Paper No. 9
Presentation Time: 8:15 AM-12:00 PM
AN EXPERIMENTAL STUDY TO DETERMINE THE RATE AND DEPTH OF PORE-WATER AND PASSIVE-CONTAMINANT EXCHANGE BETWEEN A POROUS GRANULAR BED AND OVERLYING CHANNEL FLOW
To better resolve the controls on rates and depths of penetration of solutes and fine particle-bound contaminants into relatively coarse-grained streambeds, we conducted experiments in a paddle-driven, re-circulating flume to examine the penetration of a passive dye tracer into an initially flat, porous bed at velocities ranging from 10 cm s-1 to 70 cm s-1. The porous bed comprised 1.5-mm diameter glass beads, and in a third of the experiments the bed was covered with a 1-mm mesh to prevent bedforms from occurring, even when flow velocity was sufficient to mobilize the bed. Dye was initially introduced into a flow of known average speed and turbulence intensity. Subsequently, visual measurements of the depth of dye penetration with time were made through the sidewall of the flume.
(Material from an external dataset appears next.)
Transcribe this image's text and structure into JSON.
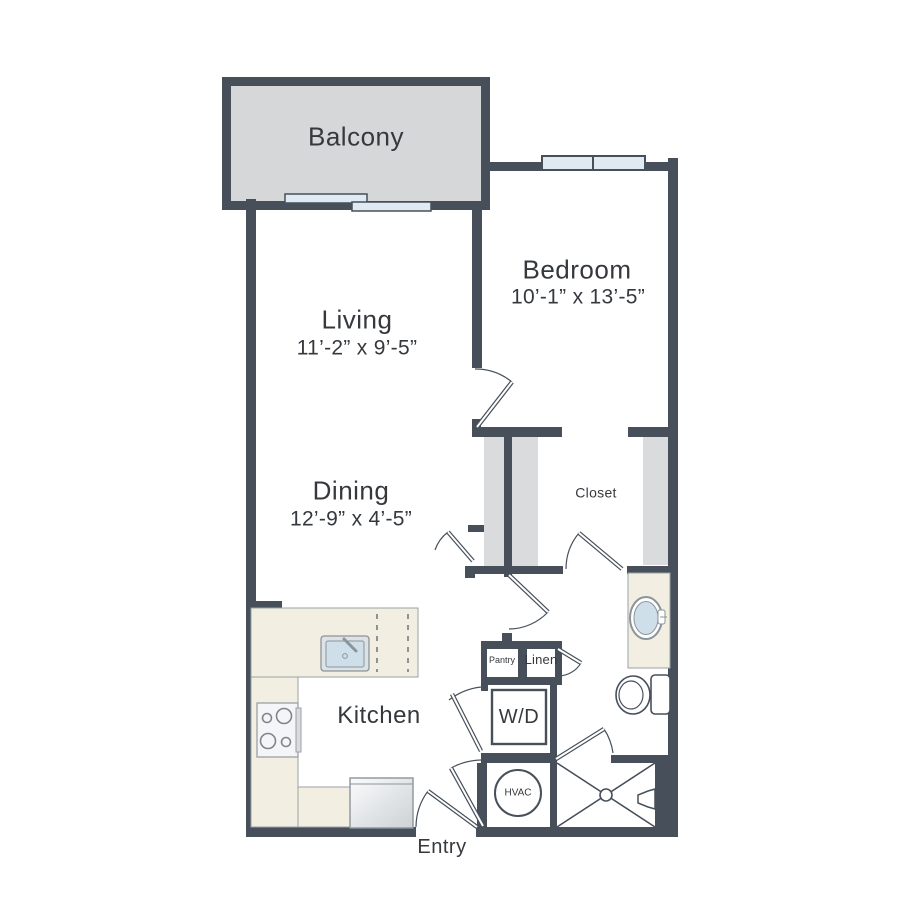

Independent measurements of penetration depths and rates using in-bed lysimeters and changes in another tracer (salt) in selected experiments validated the more expedient approach of visual assessment of dye penetration. Upon comparing our results with those of previous studies we find that i) at all velocities, the dye penetration front comprises irregular lobes and clefts, with lobes typically developing and moving fastest under minor topographic highs of the bed, ii) solute and passive-contaminant infiltration to shallow depths in a stationary bed is well described on average by a diffusive exchange rate that scales predictably with turbulence intensity, bed grain size and bed porosity, and iii) this exchange rate is diminished in mobile beds relative to that expected for stationary beds of identical grain size and subject to similar total shear stress.